It is just as well that the debate about whether India should have two different standard times or not has popped up once again. The latest suggestion comes from a team of scientists in Bangalore that wants the government to seriously consider advancing the Indian Standard Time (IST) by half an hour so that it is six hours ahead of the Greenwich Mean Time (GMT) or the Universal Coordinated Time. This, they say, will save an estimated 16 per cent peak evening electricity. Writing in the journal, Current Science, Dilip Ahuja and D.P. Sen Gupta of the National Institute of Advanced Studies at the Indian Institute of Science propose advancing IST from being the time at the 82.5 degree East longitude (Mirzapur in Uttar Pradesh) to 90 degree East (Bengal-Assam border). This is not the first time such plans have been mooted. During the late 1980s, researchers from one of India’s leading energy institutes suggested a similar system of time zones to save electricity.

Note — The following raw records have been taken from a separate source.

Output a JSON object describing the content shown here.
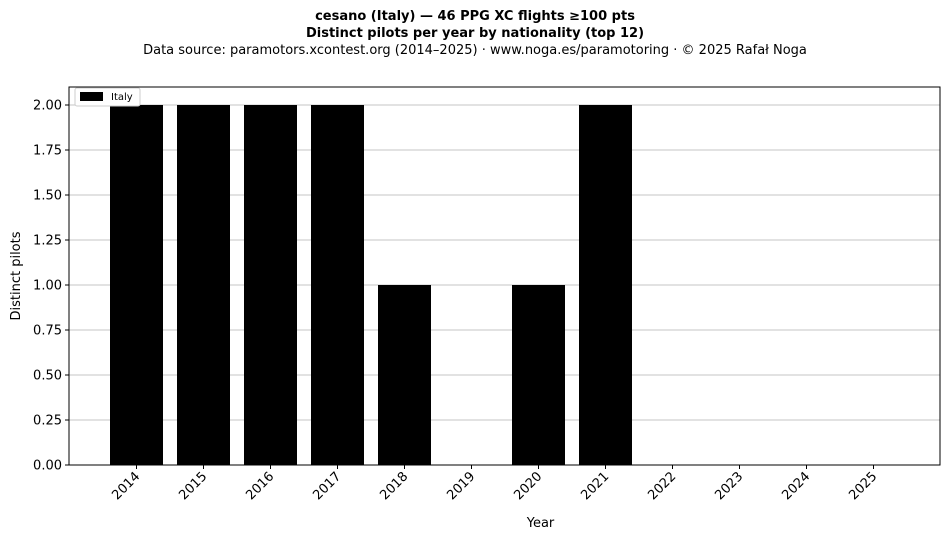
{
  "chart_data": {
    "type": "bar",
    "title": "cesano (Italy)  —  46 PPG XC flights ≥100 pts",
    "subtitle": "Distinct pilots per year by nationality (top 12)",
    "source_line": "Data source: paramotors.xcontest.org (2014–2025)  ·  www.noga.es/paramotoring  ·  © 2025 Rafał Noga",
    "xlabel": "Year",
    "ylabel": "Distinct pilots",
    "categories": [
      "2014",
      "2015",
      "2016",
      "2017",
      "2018",
      "2019",
      "2020",
      "2021",
      "2022",
      "2023",
      "2024",
      "2025"
    ],
    "series": [
      {
        "name": "Italy",
        "color": "#000000",
        "values": [
          2,
          2,
          2,
          2,
          1,
          0,
          1,
          2,
          0,
          0,
          0,
          0
        ]
      }
    ],
    "ylim": [
      0,
      2.1
    ],
    "yticks": [
      "0.00",
      "0.25",
      "0.50",
      "0.75",
      "1.00",
      "1.25",
      "1.50",
      "1.75",
      "2.00"
    ],
    "grid": "y",
    "legend_position": "top-left"
  }
}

The basic idea behind these proposals is obviously sound: to make the best use of daylight in eastern India, where the sun rises and sets more than an hour earlier than in the west. Arunachal Pradesh, for instance, gets to see the sun when it is still dark in Ahmedabad. People in the east stay up longer, keeping lights on, and use up more electricity than in the rest of the country. Not surprisingly, even cricket matches played in Guwahati have to be started half an hour early so that they can be finished before the shadows creep in. Critics argue weakly against dual time zones, quoting everything from increased risks of train accidents across the time zonal boundaries to possible spurt in terrorist violence. Fears that the energy savings won’t justify these risks are also unfounded, given that current power shortages cost India up to 1.5 per cent of its GDP every year. Considering that every degree of longitude spells four minutes, India’s geographical span of 68 degrees to 97 degrees East of Greenwich works out to nearly two hours — large enough to have two time zones.

In any case, for well over half a century, the subcontinent did have separate time zones for its largest Presidencies, Bombay and Calcutta — temporal divisions that were unified only after Independence. So perhaps the bigger question is whether there is enough political will in the country to reset our clocks? The time for that starts now.